Looking up the airline name
The airline names are somewhat cryptic. Fortunately, the BTS provides a lookup table that I download and wrangle it so it can be used to enrich the data set by matching airline codes with actual airline names.
I then lookup the code column of the airline dataset against the UniqueCarrier column of the on-time dataset:
After removing the old UniqueCarrier column and renaming the new column to Carrier, the dataset contains the full carrier names:
Wrangling and joining the airport geo-locations
To enable geospatial analysis in Tableau, it would be great to have the actual airport locations, i.e. latitude and longitude. However, they are not part of the original dataset. Fortunately, almost all airports are described in Wikipedia, and there is a DBpedia table with airport data that can be downloaded as CSV.

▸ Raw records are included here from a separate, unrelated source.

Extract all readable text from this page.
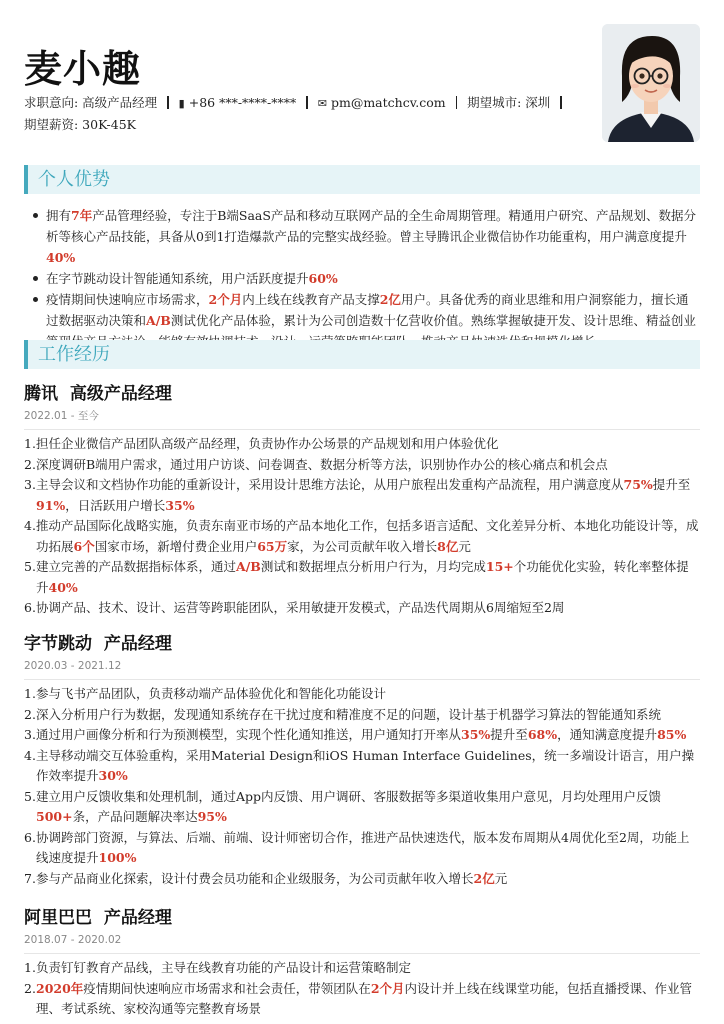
麦小趣
求职意向: 高级产品经理 ▮ +86 ***-****-**** ✉ pm@matchcv.com 期望城市: 深圳
期望薪资: 30K-45K
个人优势
拥有7年产品管理经验，专注于B端SaaS产品和移动互联网产品的全生命周期管理。精通用户研究、产品规划、数据分析等核心产品技能，具备从0到1打造爆款产品的完整实战经验。曾主导腾讯企业微信协作功能重构，用户满意度提升40%
在字节跳动设计智能通知系统，用户活跃度提升60%
疫情期间快速响应市场需求，2个月内上线在线教育产品支撑2亿用户。具备优秀的商业思维和用户洞察能力，擅长通过数据驱动决策和A/B测试优化产品体验，累计为公司创造数十亿营收价值。熟练掌握敏捷开发、设计思维、精益创业
工作经历
腾讯 高级产品经理
2022.01 - 至今
1. 担任企业微信产品团队高级产品经理，负责协作办公场景的产品规划和用户体验优化
2. 深度调研B端用户需求，通过用户访谈、问卷调查、数据分析等方法，识别协作办公的核心痛点和机会点
3. 主导会议和文档协作功能的重新设计，采用设计思维方法论，从用户旅程出发重构产品流程，用户满意度从75%提升至91%，日活跃用户增长35%
4. 推动产品国际化战略实施，负责东南亚市场的产品本地化工作，包括多语言适配、文化差异分析、本地化功能设计等，成功拓展6个国家市场，新增付费企业用户65万家，为公司贡献年收入增长8亿元
5. 建立完善的产品数据指标体系，通过A/B测试和数据埋点分析用户行为，月均完成15+个功能优化实验，转化率整体提升40%
6. 协调产品、技术、设计、运营等跨职能团队，采用敏捷开发模式，产品迭代周期从6周缩短至2周
字节跳动 产品经理
2020.03 - 2021.12
1. 参与飞书产品团队，负责移动端产品体验优化和智能化功能设计
2. 深入分析用户行为数据，发现通知系统存在干扰过度和精准度不足的问题，设计基于机器学习算法的智能通知系统
3. 通过用户画像分析和行为预测模型，实现个性化通知推送，用户通知打开率从35%提升至68%，通知满意度提升85%
4. 主导移动端交互体验重构，采用Material Design和iOS Human Interface Guidelines，统一多端设计语言，用户操作效率提升30%
5. 建立用户反馈收集和处理机制，通过App内反馈、用户调研、客服数据等多渠道收集用户意见，月均处理用户反馈500+条，产品问题解决率达95%
6. 协调跨部门资源，与算法、后端、前端、设计师密切合作，推进产品快速迭代，版本发布周期从4周优化至2周，功能上线速度提升100%
7. 参与产品商业化探索，设计付费会员功能和企业级服务，为公司贡献年收入增长2亿元
阿里巴巴 产品经理
2018.07 - 2020.02
1. 负责钉钉教育产品线，主导在线教育功能的产品设计和运营策略制定
2. 2020年疫情期间快速响应市场需求和社会责任，带领团队在2个月内设计并上线在线课堂功能，包括直播授课、作业管理、考试系统、家校沟通等完整教育场景
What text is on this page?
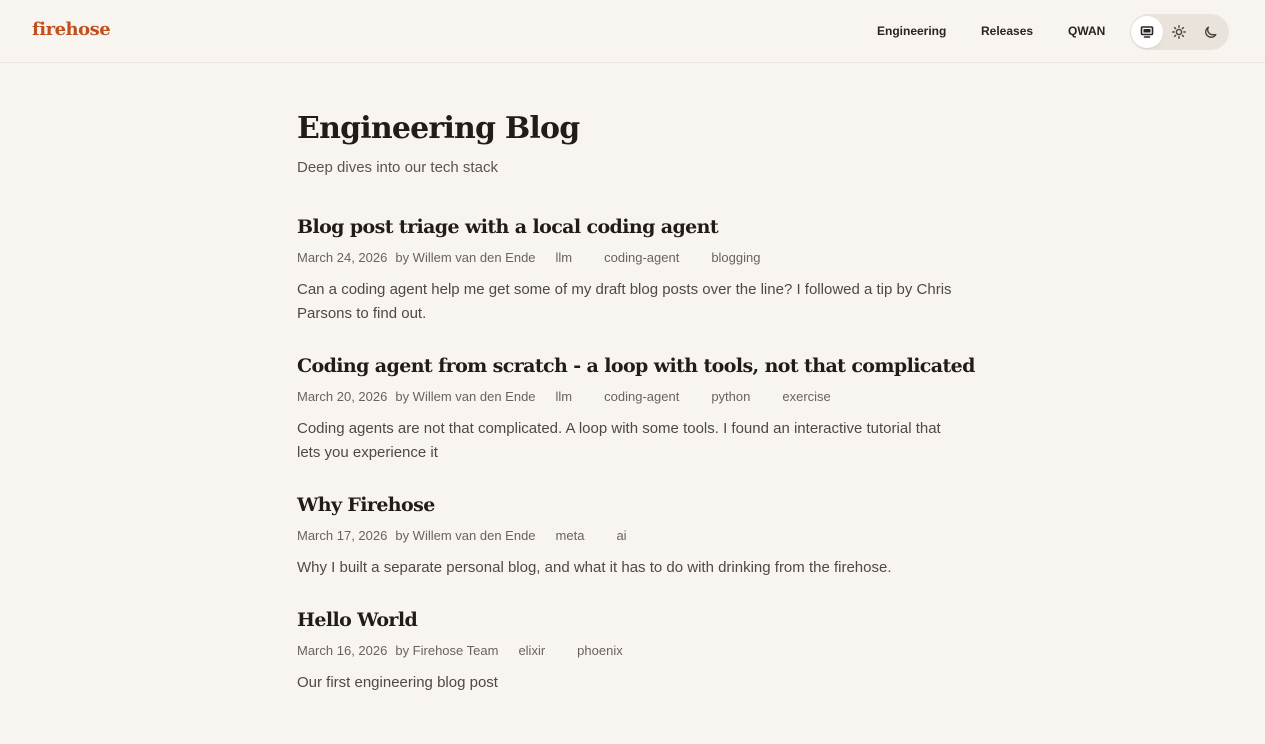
firehose	Engineering	Releases	QWAN
Engineering Blog
Deep dives into our tech stack
Blog post triage with a local coding agent
March 24, 2026 by Willem van den Ende llm coding-agent blogging

Can a coding agent help me get some of my draft blog posts over the line? I followed a tip by Chris Parsons to find out.

Coding agent from scratch - a loop with tools, not that complicated
March 20, 2026 by Willem van den Ende llm coding-agent python exercise

Coding agents are not that complicated. A loop with some tools. I found an interactive tutorial that lets you experience it

Why Firehose
March 17, 2026 by Willem van den Ende meta ai

Why I built a separate personal blog, and what it has to do with drinking from the firehose.

Hello World
March 16, 2026 by Firehose Team elixir phoenix

Our first engineering blog post
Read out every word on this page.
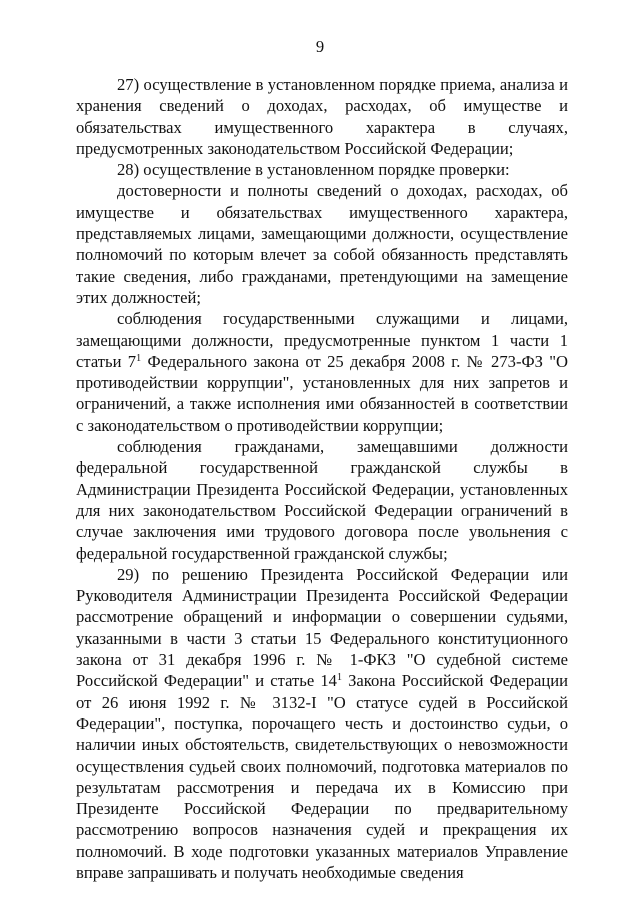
9

27) осуществление в установленном порядке приема, анализа и хранения сведений о доходах, расходах, об имуществе и обязательствах имущественного характера в случаях, предусмотренных законодательством Российской Федерации;

28) осуществление в установленном порядке проверки:

достоверности и полноты сведений о доходах, расходах, об имуществе и обязательствах имущественного характера, представляемых лицами, замещающими должности, осуществление полномочий по которым влечет за собой обязанность представлять такие сведения, либо гражданами, претендующими на замещение этих должностей;

соблюдения государственными служащими и лицами, замещающими должности, предусмотренные пунктом 1 части 1 статьи $7^1$ Федерального закона от 25 декабря 2008 г. № 273-ФЗ "О противодействии коррупции", установленных для них запретов и ограничений, а также исполнения ими обязанностей в соответствии с законодательством о противодействии коррупции;

соблюдения гражданами, замещавшими должности федеральной государственной гражданской службы в Администрации Президента Российской Федерации, установленных для них законодательством Российской Федерации ограничений в случае заключения ими трудового договора после увольнения с федеральной государственной гражданской службы;

29) по решению Президента Российской Федерации или Руководителя Администрации Президента Российской Федерации рассмотрение обращений и информации о совершении судьями, указанными в части 3 статьи 15 Федерального конституционного закона от 31 декабря 1996 г. № 1-ФКЗ "О судебной системе Российской Федерации" и статье $14^1$ Закона Российской Федерации от 26 июня 1992 г. № 3132-I "О статусе судей в Российской Федерации", поступка, порочащего честь и достоинство судьи, о наличии иных обстоятельств, свидетельствующих о невозможности осуществления судьей своих полномочий, подготовка материалов по результатам рассмотрения и передача их в Комиссию при Президенте Российской Федерации по предварительному рассмотрению вопросов назначения судей и прекращения их полномочий. В ходе подготовки указанных материалов Управление вправе запрашивать и получать необходимые сведения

The airport dataset took about 30 minutes to wrangle. I’ll spare you the details here, but this is how it looked like before and after:
Now I join the airport geo-locations into the original dataset. I use a left outer join so I don’t drop columns for which there are no airport geolocations and verify that the number of output rows matches the number of input rows in our on-time data table.
Then I rename latitude to originLatitude and longitude to originLongitude and repeat the same steps for the destination airport.
After all these wrangling steps, this is what our dataset looks like:
I run a Hadoop job to execute the script that I’ve constructed on the whole February 2015 dataset and export the result as a .csv file, which I load into Tableau.